Review: Livescribe Echo smartpen

Don’t let the development in technology in recent years fool you – even though things like books and magazines have started to make the transition to “all digital”, there is still a big market for people who like to keep things old school.

One good example is the continuing popularity of Moleskine notebooks. Another great example of sticking with the old, is the Livescribe Smartpen. This computer pen offers you the best of both worlds – you can take notes on paper, and transfer them “to the cloud” when you are done.

In the past, other companies have offered digital pens and other writing instruments that promised the ability to turn paper notes into digital documents, but as I’ll show in this review, the pens from Livescribe are the first to actually deliver a rock solid product.

The pen itself is relatively bulky, but not to the point where it is uncomfortable to use. In fact, holding the Echo is actually quite nice. And remember, this bulk isn’t for nothing – inside the pen is a battery, a digital camera, display and batteries. How they fit all that inside this small case is nothing short of amazing.

On top of the pen is a MicroUSB jack and a headphone plug. On the from is a microphone, OLED display and power button. On the bottom is of course the pen itself, next to a small window where the digital camera hides.

Using the pen is extremely simple – you turn it on, and start writing. A sensor at the rear of the ink cartridge knows when you are writing, and the camera picks up your scribbles. The trick to this lies in the special paper. Each page has a micro-dot pattern, which allows the pen to detect every single bit of writing, and the position of that writing on the page.

Once you have written something, you can transfer it to the Livescribe Desktop software package. Once inside the desktop software, you can file them, add notes, and even send the files to the Livescribe online storage.

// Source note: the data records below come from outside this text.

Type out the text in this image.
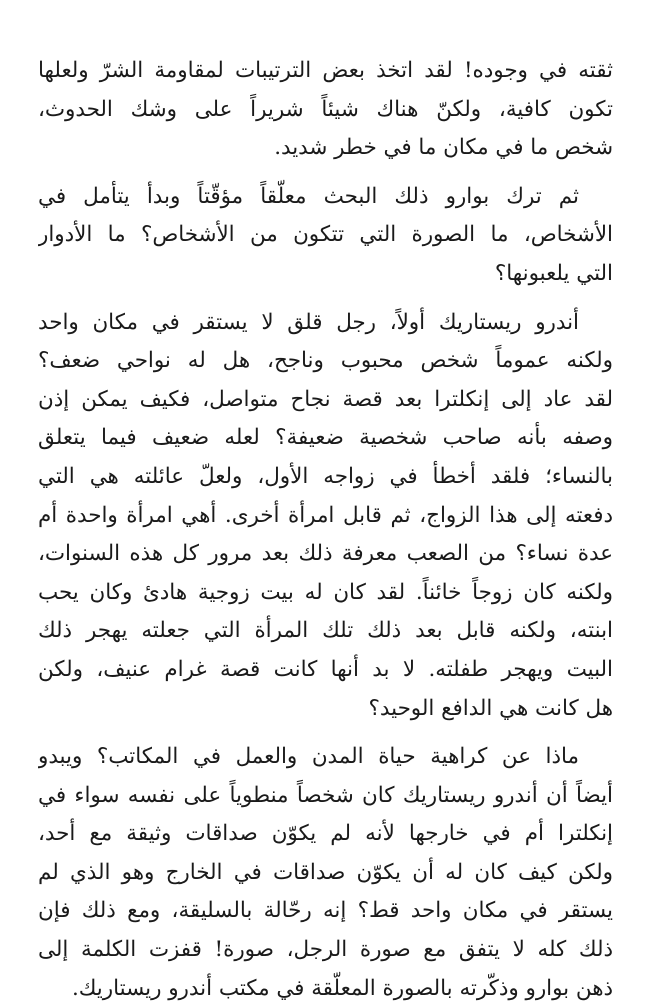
ثقته في وجوده! لقد اتخذ بعض الترتيبات لمقاومة الشرّ ولعلها
تكون كافية، ولكنّ هناك شيئاً شريراً على وشك الحدوث،
شخص ما في مكان ما في خطر شديد.

ثم ترك بوارو ذلك البحث معلّقاً مؤقّتاً وبدأ يتأمل في
الأشخاص، ما الصورة التي تتكون من الأشخاص؟ ما الأدوار
التي يلعبونها؟

أندرو ريستاريك أولاً، رجل قلق لا يستقر في مكان واحد
ولكنه عموماً شخص محبوب وناجح، هل له نواحي ضعف؟
لقد عاد إلى إنكلترا بعد قصة نجاح متواصل، فكيف يمكن إذن
وصفه بأنه صاحب شخصية ضعيفة؟ لعله ضعيف فيما يتعلق
بالنساء؛ فلقد أخطأ في زواجه الأول، ولعلّ عائلته هي التي
دفعته إلى هذا الزواج، ثم قابل امرأة أخرى. أهي امرأة واحدة أم
عدة نساء؟ من الصعب معرفة ذلك بعد مرور كل هذه السنوات،
ولكنه كان زوجاً خائناً. لقد كان له بيت زوجية هادئ وكان يحب
ابنته، ولكنه قابل بعد ذلك تلك المرأة التي جعلته يهجر ذلك
البيت ويهجر طفلته. لا بد أنها كانت قصة غرام عنيف، ولكن
هل كانت هي الدافع الوحيد؟

ماذا عن كراهية حياة المدن والعمل في المكاتب؟ ويبدو
أيضاً أن أندرو ريستاريك كان شخصاً منطوياً على نفسه سواء في
إنكلترا أم في خارجها لأنه لم يكوّن صداقات وثيقة مع أحد،
ولكن كيف كان له أن يكوّن صداقات في الخارج وهو الذي لم
يستقر في مكان واحد قط؟ إنه رحّالة بالسليقة، ومع ذلك فإن
ذلك كله لا يتفق مع صورة الرجل، صورة! قفزت الكلمة إلى
ذهن بوارو وذكّرته بالصورة المعلّقة في مكتب أندرو ريستاريك.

Fans of Evernote can take things one step further, thanks to one-click Evernote uploads. End result is all your written notes available in Evernote, and its web client or desktop/mobile apps. The character recognition feature in Evernote means your notes can be searched. Alterntively, you can enhance the Livescribe Desktop with the MyScript software package, which is designed to convert all your writing into regular documents.

The fun doesn’t end there – the microphone inside the Livescribe pen is part of the Paper Replay feature, and can link audio recordings with your writing. Imagine making notes in a meeting, and recording the meeting at the same time. Once you upload your notes, the audio transfers with it. But best of all, once inside Livescribe Desktop, you can point to any portion of your writing, and the audio picks up exactly where you want it.

Untitled from Scott C on Vimeo.

Still not convinced how amazing this thing is? Because this is more than just a dumb pen, you can actually download apps to it – adding a variety of handy features to its arsenal of tools. Built in are a calculator, a translator demo and a fun piano. In fact, the piano is probably one of the coolest tricks inside Livescribe – and one I always use to convince people just how fun it is. In the video above, you’ll see a short video showing some apps in action.

Other (paid) apps include silly tools like soundboards, but also travel phrasebooks and chemical reference guides. Apps start at just $1, and can be loaded through the desktop software.

Because the pen only has a power button, you browse its menu using printed commands on paper. Inside most Livescribe notebooks are the arrow buttons required to access the menus, and the box includes a cheat sheet with more handy command buttons. Buttons printed on paper include Paper Replay commands, playback speed, volume, battery life, time and date and remaining storage.

Like making the switch back to a Moleskine notebook, once you get used to living your life on paper (like we all did just one decade ago), you’ll learn to appreciate how easy and efficient things can be. But the best part is that you make the switch to paper without any compromises.

Smartpens are available in a variety of sizes – from 1GB to 8GB. Prices start at just $69.95 for a refurbished pen from the previous generation, to $199.95 for the new 8GB Echo.

Because you need to use special paper, you will need to invest in notebooks or flip pads. Prices for these start at $7.95.

My Livescribe pen has become an integral part of how I do my job – I make lots of notes every week, and many of them end up in Evernote. I can access voice recordings, and pull up anything I completely forgot I had planned to follow up on.